Search code examples
gitbitbucketgit-remotegit-rewrite-history

git rewrite history on remote


Disclaimer: I'm sure the title of this questions has already thrown up all your red flags and has made you want to either flame me or give me some explanations about why rewriting history is a grave sin. That's fine, you can do that, but please also address the question that I have.

I made some very, very bad mistakes in my git repo which blew it up to several gigabytes, yikes! Luckily, this is my own private repo, so I went through and rewrote history to remove all the mistakes. I followed these instructions, basically:

  1. Find all the files I want to remove.
  2. Use git-filter-branch to remove them.
  3. Remove the records from the logs and refs
  4. Re-garbage collect.

Doing this, I got the repo down from several gigabytes to a single megayte, yay! I followed up with a git push origin --force --all, and everything updated successfully.

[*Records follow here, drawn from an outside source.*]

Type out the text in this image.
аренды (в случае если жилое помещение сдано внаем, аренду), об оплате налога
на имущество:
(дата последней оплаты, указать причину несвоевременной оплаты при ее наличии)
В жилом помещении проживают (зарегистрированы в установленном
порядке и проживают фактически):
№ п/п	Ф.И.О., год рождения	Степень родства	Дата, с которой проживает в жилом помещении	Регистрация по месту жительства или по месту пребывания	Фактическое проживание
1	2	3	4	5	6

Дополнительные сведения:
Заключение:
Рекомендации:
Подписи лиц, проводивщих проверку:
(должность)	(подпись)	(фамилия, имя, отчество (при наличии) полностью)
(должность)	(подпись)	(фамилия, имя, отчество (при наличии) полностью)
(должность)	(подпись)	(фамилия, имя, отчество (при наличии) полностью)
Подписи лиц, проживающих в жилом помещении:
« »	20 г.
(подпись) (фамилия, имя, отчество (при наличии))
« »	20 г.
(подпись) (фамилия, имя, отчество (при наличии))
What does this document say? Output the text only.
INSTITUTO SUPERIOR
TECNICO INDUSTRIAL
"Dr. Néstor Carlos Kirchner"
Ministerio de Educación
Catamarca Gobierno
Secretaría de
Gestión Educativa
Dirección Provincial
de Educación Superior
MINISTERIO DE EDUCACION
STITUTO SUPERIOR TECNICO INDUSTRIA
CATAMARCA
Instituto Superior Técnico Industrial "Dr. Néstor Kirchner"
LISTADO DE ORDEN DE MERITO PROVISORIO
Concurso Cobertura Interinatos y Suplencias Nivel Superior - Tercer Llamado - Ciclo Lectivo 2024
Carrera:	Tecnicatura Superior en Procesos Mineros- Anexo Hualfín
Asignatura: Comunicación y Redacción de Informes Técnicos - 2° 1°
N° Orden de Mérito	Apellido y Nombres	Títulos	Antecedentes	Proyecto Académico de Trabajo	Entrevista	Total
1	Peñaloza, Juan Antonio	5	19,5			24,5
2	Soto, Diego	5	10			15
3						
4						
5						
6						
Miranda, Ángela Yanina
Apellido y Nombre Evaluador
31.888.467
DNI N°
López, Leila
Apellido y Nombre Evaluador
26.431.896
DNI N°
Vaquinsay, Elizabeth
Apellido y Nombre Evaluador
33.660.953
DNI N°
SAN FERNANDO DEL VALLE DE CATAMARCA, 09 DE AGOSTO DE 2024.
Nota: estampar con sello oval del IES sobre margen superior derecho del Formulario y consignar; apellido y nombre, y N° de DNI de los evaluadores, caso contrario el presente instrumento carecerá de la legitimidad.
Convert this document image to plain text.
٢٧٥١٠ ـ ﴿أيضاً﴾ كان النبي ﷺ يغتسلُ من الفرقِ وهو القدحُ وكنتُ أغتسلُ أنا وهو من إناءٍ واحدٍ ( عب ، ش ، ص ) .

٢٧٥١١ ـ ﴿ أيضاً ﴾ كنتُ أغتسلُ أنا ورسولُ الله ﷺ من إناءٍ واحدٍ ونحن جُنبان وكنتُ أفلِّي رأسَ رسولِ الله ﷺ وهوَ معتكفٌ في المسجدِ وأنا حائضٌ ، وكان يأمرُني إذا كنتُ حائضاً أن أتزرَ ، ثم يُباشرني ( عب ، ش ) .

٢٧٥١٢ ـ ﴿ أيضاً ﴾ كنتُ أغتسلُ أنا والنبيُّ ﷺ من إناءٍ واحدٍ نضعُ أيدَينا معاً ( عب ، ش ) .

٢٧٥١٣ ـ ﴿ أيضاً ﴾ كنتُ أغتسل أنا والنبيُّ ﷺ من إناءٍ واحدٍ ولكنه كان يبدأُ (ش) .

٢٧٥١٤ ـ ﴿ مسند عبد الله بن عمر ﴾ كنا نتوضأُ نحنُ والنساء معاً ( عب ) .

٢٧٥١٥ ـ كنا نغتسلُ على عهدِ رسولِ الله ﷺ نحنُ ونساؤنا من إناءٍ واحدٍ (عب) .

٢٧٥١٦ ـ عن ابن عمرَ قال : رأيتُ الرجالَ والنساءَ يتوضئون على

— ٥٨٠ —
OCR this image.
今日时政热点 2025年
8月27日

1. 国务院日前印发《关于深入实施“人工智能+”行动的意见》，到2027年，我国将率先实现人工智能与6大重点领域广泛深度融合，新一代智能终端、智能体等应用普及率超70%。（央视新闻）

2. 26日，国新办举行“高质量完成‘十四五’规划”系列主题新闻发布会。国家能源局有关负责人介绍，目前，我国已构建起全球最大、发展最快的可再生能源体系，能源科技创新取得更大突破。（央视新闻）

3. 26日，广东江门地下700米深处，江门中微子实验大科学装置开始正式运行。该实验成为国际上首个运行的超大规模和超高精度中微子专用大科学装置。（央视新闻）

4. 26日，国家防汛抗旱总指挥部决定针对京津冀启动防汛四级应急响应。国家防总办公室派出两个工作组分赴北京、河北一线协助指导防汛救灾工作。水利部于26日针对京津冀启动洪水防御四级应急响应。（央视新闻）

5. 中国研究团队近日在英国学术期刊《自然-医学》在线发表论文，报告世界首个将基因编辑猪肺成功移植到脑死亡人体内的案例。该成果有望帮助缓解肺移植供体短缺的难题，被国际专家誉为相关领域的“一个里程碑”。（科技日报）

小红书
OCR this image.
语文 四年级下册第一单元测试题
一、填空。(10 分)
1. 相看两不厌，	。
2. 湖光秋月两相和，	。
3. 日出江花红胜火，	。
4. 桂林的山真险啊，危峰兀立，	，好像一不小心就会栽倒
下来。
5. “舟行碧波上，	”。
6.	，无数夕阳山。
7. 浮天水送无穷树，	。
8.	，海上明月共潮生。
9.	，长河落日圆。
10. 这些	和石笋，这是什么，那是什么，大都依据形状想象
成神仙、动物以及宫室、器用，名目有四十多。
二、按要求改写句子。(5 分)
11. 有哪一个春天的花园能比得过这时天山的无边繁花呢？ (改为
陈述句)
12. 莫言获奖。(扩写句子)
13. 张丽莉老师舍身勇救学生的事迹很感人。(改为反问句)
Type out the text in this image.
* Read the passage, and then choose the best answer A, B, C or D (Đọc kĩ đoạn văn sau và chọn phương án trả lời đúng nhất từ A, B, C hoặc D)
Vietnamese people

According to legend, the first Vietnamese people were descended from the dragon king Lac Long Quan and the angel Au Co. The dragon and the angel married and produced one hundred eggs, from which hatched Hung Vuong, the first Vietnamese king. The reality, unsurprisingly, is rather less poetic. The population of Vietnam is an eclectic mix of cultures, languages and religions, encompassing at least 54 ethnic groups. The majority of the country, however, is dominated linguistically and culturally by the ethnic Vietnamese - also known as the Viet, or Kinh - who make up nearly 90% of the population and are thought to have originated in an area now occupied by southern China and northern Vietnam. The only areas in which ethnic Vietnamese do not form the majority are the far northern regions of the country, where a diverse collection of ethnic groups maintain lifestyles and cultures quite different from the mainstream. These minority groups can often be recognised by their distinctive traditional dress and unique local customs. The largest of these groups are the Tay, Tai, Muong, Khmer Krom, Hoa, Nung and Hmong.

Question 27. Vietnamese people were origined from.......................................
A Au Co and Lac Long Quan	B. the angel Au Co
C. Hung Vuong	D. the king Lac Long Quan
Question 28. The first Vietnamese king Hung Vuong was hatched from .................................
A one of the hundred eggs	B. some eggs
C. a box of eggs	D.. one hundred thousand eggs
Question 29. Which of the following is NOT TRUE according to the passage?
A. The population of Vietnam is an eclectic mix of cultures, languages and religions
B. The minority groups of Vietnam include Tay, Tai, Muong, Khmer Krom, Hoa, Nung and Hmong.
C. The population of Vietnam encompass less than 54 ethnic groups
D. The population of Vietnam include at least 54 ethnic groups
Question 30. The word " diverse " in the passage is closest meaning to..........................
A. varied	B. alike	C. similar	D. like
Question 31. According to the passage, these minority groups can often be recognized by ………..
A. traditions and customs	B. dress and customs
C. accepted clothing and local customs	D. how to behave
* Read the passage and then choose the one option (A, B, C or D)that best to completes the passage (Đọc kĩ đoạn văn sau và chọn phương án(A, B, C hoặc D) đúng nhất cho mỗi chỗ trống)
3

Now, I want to clone my repo into a new system to test that my rewrite worked. When I clone, I get this:

remote: Enumerating objects: 6359, done.
remote: Counting objects: 100% (6359/6359), done.
remote: Compressing objects: 100% (4857/4857), done.
fatal: The remote end hung up unexpectedly 1.70 GiB | 3.05 MiB/s

This seems strange to me. First of all, my repo is no longer several gigabytes, it is only 1 megabyte. Additionally, I do not have 6539 objects. After the rewrite, I only have 2128 objects. It seems like it is downloading the repo before I pushed the rewrite.

So my question is: How can I get the remote repo to see that I've rewritten history to make the repo much, much smaller?

Thanks!

P.S. The repo is on bitbucket.


Solution

  • Double check there are no old branches on bitbucket that point to the un-filtered version of the project. It's possible that, for example, bitbucket protects the master branch from being force pushed, so it is still pointing to the old code. Running a git fetch then gitk --all --remotes on your old repo should be a good way to show you the state of the upstream repo.

    The remote end should not have hung up unexpectedly either way, even if there was a lot of data to download. That sounds like a problem with your internet connection or with bitbucket.

    Note: Rewriting history is a totally reasonable thing to do in cases like this, or if e.g. you have committed secret or GDPR protected information to your repository.